On Biased Compression for Distributed Learning
This work addresses communication efficiency in distributed learning, offering theoretical insights and new compressors that could improve performance in practical applications, though it is incremental in advancing existing compression techniques.
The paper tackles the problem of communication bottlenecks in distributed learning by studying biased compression operators, showing for the first time that they can achieve linear convergence rates in both single-node and distributed settings, with a proven ergodic rate of O(δL exp[-μK/δL] + (C + δD)/Kμ).
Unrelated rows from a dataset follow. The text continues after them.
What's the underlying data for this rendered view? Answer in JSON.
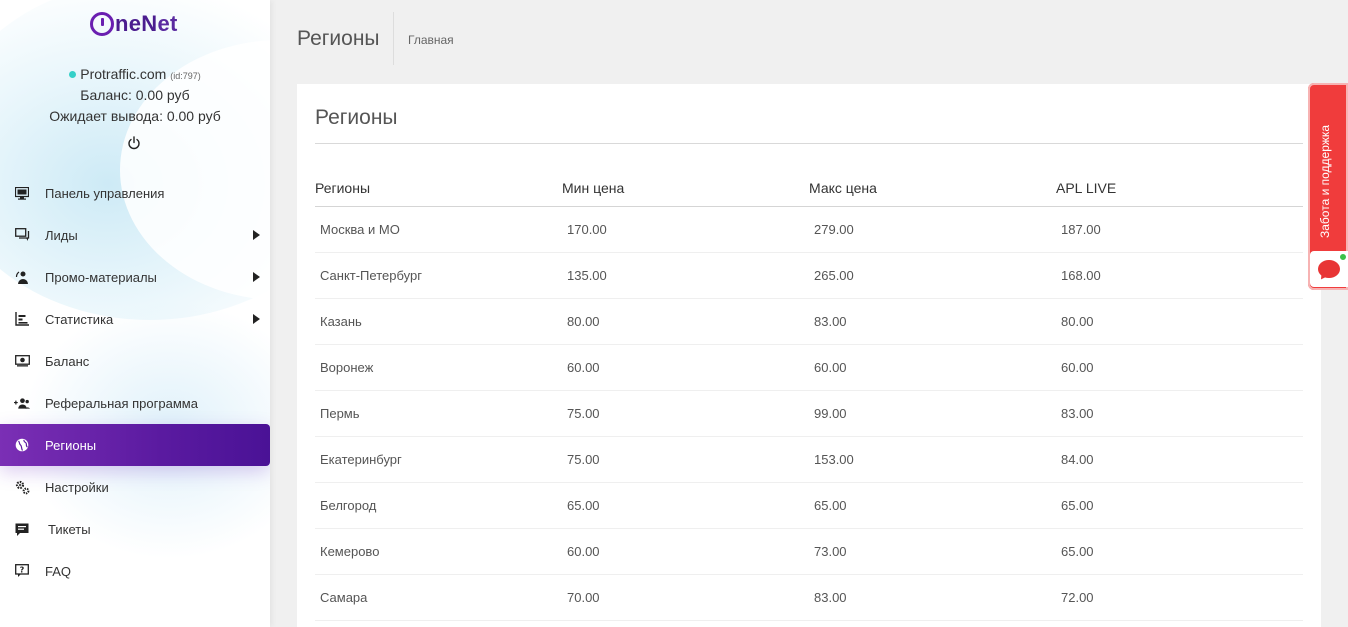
{
  "brand": {
    "logo_prefix": "O",
    "logo_text1": "ne",
    "logo_text2": "N",
    "logo_text3": "et"
  },
  "user": {
    "site": "Protraffic.com",
    "id_label": "(id:797)",
    "balance": "Баланс: 0.00 руб",
    "pending": "Ожидает вывода: 0.00 руб",
    "status_color": "#35d0c8"
  },
  "sidebar": {
    "items": [
      {
        "label": "Панель управления",
        "icon": "monitor-icon",
        "has_arrow": false,
        "active": false
      },
      {
        "label": "Лиды",
        "icon": "chat-icon",
        "has_arrow": true,
        "active": false
      },
      {
        "label": "Промо-материалы",
        "icon": "promo-icon",
        "has_arrow": true,
        "active": false
      },
      {
        "label": "Статистика",
        "icon": "stats-icon",
        "has_arrow": true,
        "active": false
      },
      {
        "label": "Баланс",
        "icon": "money-icon",
        "has_arrow": false,
        "active": false
      },
      {
        "label": "Реферальная программа",
        "icon": "referral-icon",
        "has_arrow": false,
        "active": false
      },
      {
        "label": "Регионы",
        "icon": "globe-icon",
        "has_arrow": false,
        "active": true
      },
      {
        "label": "Настройки",
        "icon": "gears-icon",
        "has_arrow": false,
        "active": false
      },
      {
        "label": "Тикеты",
        "icon": "ticket-icon",
        "has_arrow": false,
        "active": false
      },
      {
        "label": "FAQ",
        "icon": "faq-icon",
        "has_arrow": false,
        "active": false
      }
    ],
    "active_gradient": [
      "#7b2fb5",
      "#4a1296"
    ]
  },
  "header": {
    "title": "Регионы",
    "breadcrumb": "Главная"
  },
  "card": {
    "title": "Регионы"
  },
  "table": {
    "columns": [
      "Регионы",
      "Мин цена",
      "Макс цена",
      "APL LIVE"
    ],
    "rows": [
      [
        "Москва и МО",
        "170.00",
        "279.00",
        "187.00"
      ],
      [
        "Санкт-Петербург",
        "135.00",
        "265.00",
        "168.00"
      ],
      [
        "Казань",
        "80.00",
        "83.00",
        "80.00"
      ],
      [
        "Воронеж",
        "60.00",
        "60.00",
        "60.00"
      ],
      [
        "Пермь",
        "75.00",
        "99.00",
        "83.00"
      ],
      [
        "Екатеринбург",
        "75.00",
        "153.00",
        "84.00"
      ],
      [
        "Белгород",
        "65.00",
        "65.00",
        "65.00"
      ],
      [
        "Кемерово",
        "60.00",
        "73.00",
        "65.00"
      ],
      [
        "Самара",
        "70.00",
        "83.00",
        "72.00"
      ]
    ]
  },
  "support": {
    "label": "Забота и поддержка",
    "accent": "#f03c3c"
  }
}
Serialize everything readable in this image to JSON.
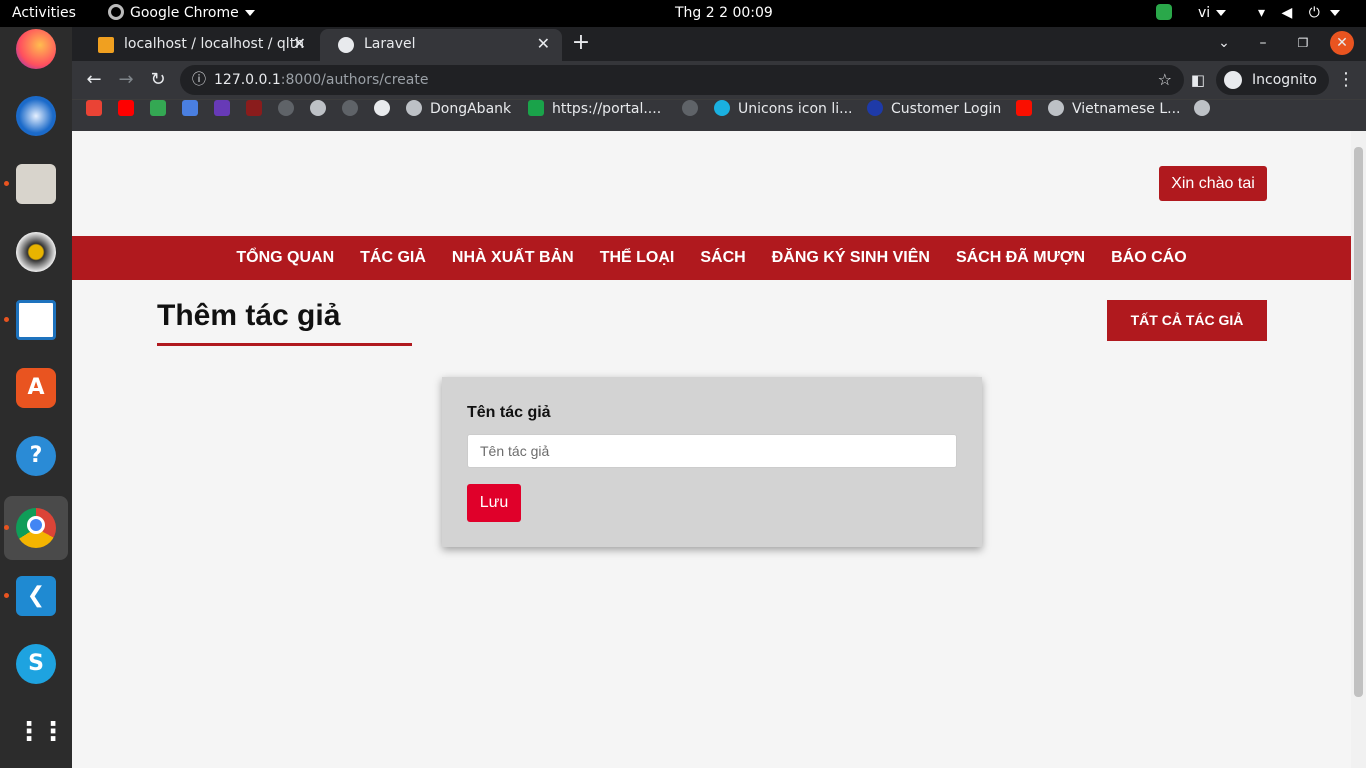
{
  "system": {
    "activities": "Activities",
    "app_menu": "Google Chrome",
    "clock": "Thg 2 2  00:09",
    "language": "vi"
  },
  "browser": {
    "tabs": [
      {
        "title": "localhost / localhost / qlth"
      },
      {
        "title": "Laravel"
      }
    ],
    "url_host": "127.0.0.1",
    "url_path": ":8000/authors/create",
    "profile_label": "Incognito",
    "bookmarks": [
      {
        "label": "DongAbank"
      },
      {
        "label": "https://portal...."
      },
      {
        "label": "Unicons icon li..."
      },
      {
        "label": "Customer Login"
      },
      {
        "label": "Vietnamese L..."
      }
    ]
  },
  "header": {
    "greeting_button": "Xin chào tai"
  },
  "nav": [
    {
      "label": "TỔNG QUAN"
    },
    {
      "label": "TÁC GIẢ"
    },
    {
      "label": "NHÀ XUẤT BẢN"
    },
    {
      "label": "THỂ LOẠI"
    },
    {
      "label": "SÁCH"
    },
    {
      "label": "ĐĂNG KÝ SINH VIÊN"
    },
    {
      "label": "SÁCH ĐÃ MƯỢN"
    },
    {
      "label": "BÁO CÁO"
    }
  ],
  "main": {
    "title": "Thêm tác giả",
    "all_authors_button": "TẤT CẢ TÁC GIẢ",
    "form": {
      "label": "Tên tác giả",
      "placeholder": "Tên tác giả",
      "value": "",
      "submit_label": "Lưu"
    }
  },
  "colors": {
    "brand_red": "#b0191e",
    "submit_red": "#e0002a",
    "form_bg": "#d3d3d3",
    "page_bg": "#f5f5f5"
  }
}
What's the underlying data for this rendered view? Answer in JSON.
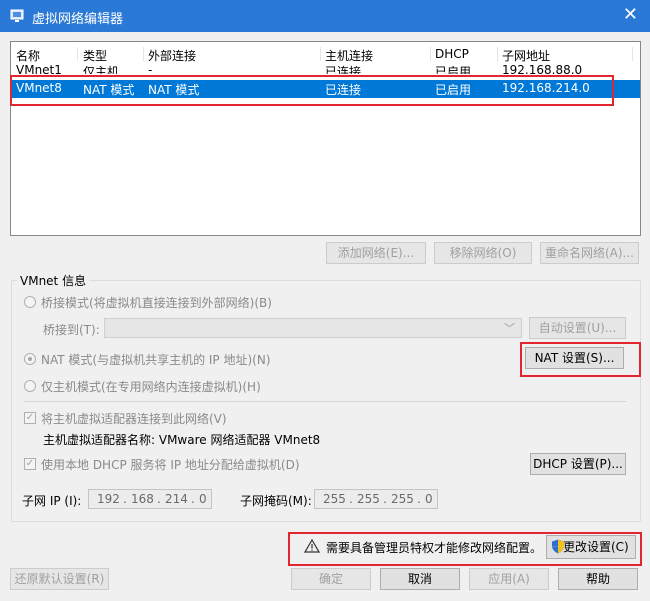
{
  "window": {
    "title": "虚拟网络编辑器",
    "close_glyph": "✕"
  },
  "table": {
    "headers": [
      "名称",
      "类型",
      "外部连接",
      "主机连接",
      "DHCP",
      "子网地址"
    ],
    "rows": [
      [
        "VMnet1",
        "仅主机...",
        "-",
        "已连接",
        "已启用",
        "192.168.88.0"
      ],
      [
        "VMnet8",
        "NAT 模式",
        "NAT 模式",
        "已连接",
        "已启用",
        "192.168.214.0"
      ]
    ],
    "selected_row": 1
  },
  "net_buttons": {
    "add": "添加网络(E)...",
    "remove": "移除网络(O)",
    "rename": "重命名网络(A)..."
  },
  "vmnet_info": {
    "group_label": "VMnet 信息",
    "bridge_radio": "桥接模式(将虚拟机直接连接到外部网络)(B)",
    "bridge_to_label": "桥接到(T):",
    "bridge_to_value": "",
    "auto_settings": "自动设置(U)...",
    "nat_radio": "NAT 模式(与虚拟机共享主机的 IP 地址)(N)",
    "nat_settings": "NAT 设置(S)...",
    "host_only_radio": "仅主机模式(在专用网络内连接虚拟机)(H)",
    "connect_adapter_check": "将主机虚拟适配器连接到此网络(V)",
    "adapter_name": "主机虚拟适配器名称: VMware 网络适配器 VMnet8",
    "dhcp_check": "使用本地 DHCP 服务将 IP 地址分配给虚拟机(D)",
    "dhcp_settings": "DHCP 设置(P)...",
    "subnet_ip_label": "子网 IP (I):",
    "subnet_ip": [
      "192",
      "168",
      "214",
      "0"
    ],
    "subnet_mask_label": "子网掩码(M):",
    "subnet_mask": [
      "255",
      "255",
      "255",
      "0"
    ]
  },
  "admin_notice": {
    "text": "需要具备管理员特权才能修改网络配置。",
    "change_button": "更改设置(C)"
  },
  "footer": {
    "restore": "还原默认设置(R)",
    "ok": "确定",
    "cancel": "取消",
    "apply": "应用(A)",
    "help": "帮助"
  },
  "colors": {
    "title_bar": "#2b79d6",
    "selection": "#0078d7",
    "highlight_box": "#e0262e"
  }
}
In the last few years, various communication compression techniques have emerged as an indispensable tool helping to alleviate the communication bottleneck in distributed learning. However, despite the fact biased compressors often show superior performance in practice when compared to the much more studied and understood unbiased compressors, very little is known about them. In this work we study three classes of biased compression operators, two of which are new, and their performance when applied to (stochastic) gradient descent and distributed (stochastic) gradient descent. We show for the first time that biased compressors can lead to linear convergence rates both in the single node and distributed settings. We prove that distributed compressed SGD method, employed with error feedback mechanism, enjoys the ergodic rate $O\left( δL \exp \left[-\frac{μK}{δL}\right] + \frac{(C + δD)}{Kμ}\right)$, where $δ\ge 1$ is a compression parameter which grows when more compression is applied, $L$ and $μ$ are the smoothness and strong convexity constants, $C$ captures stochastic gradient noise ($C=0$ if full gradients are computed on each node) and $D$ captures the variance of the gradients at the optimum ($D=0$ for over-parameterized models). Further, via a theoretical study of several synthetic and empirical distributions of communicated gradients, we shed light on why and by how much biased compressors outperform their unbiased variants. Finally, we propose several new biased compressors with promising theoretical guarantees and practical performance.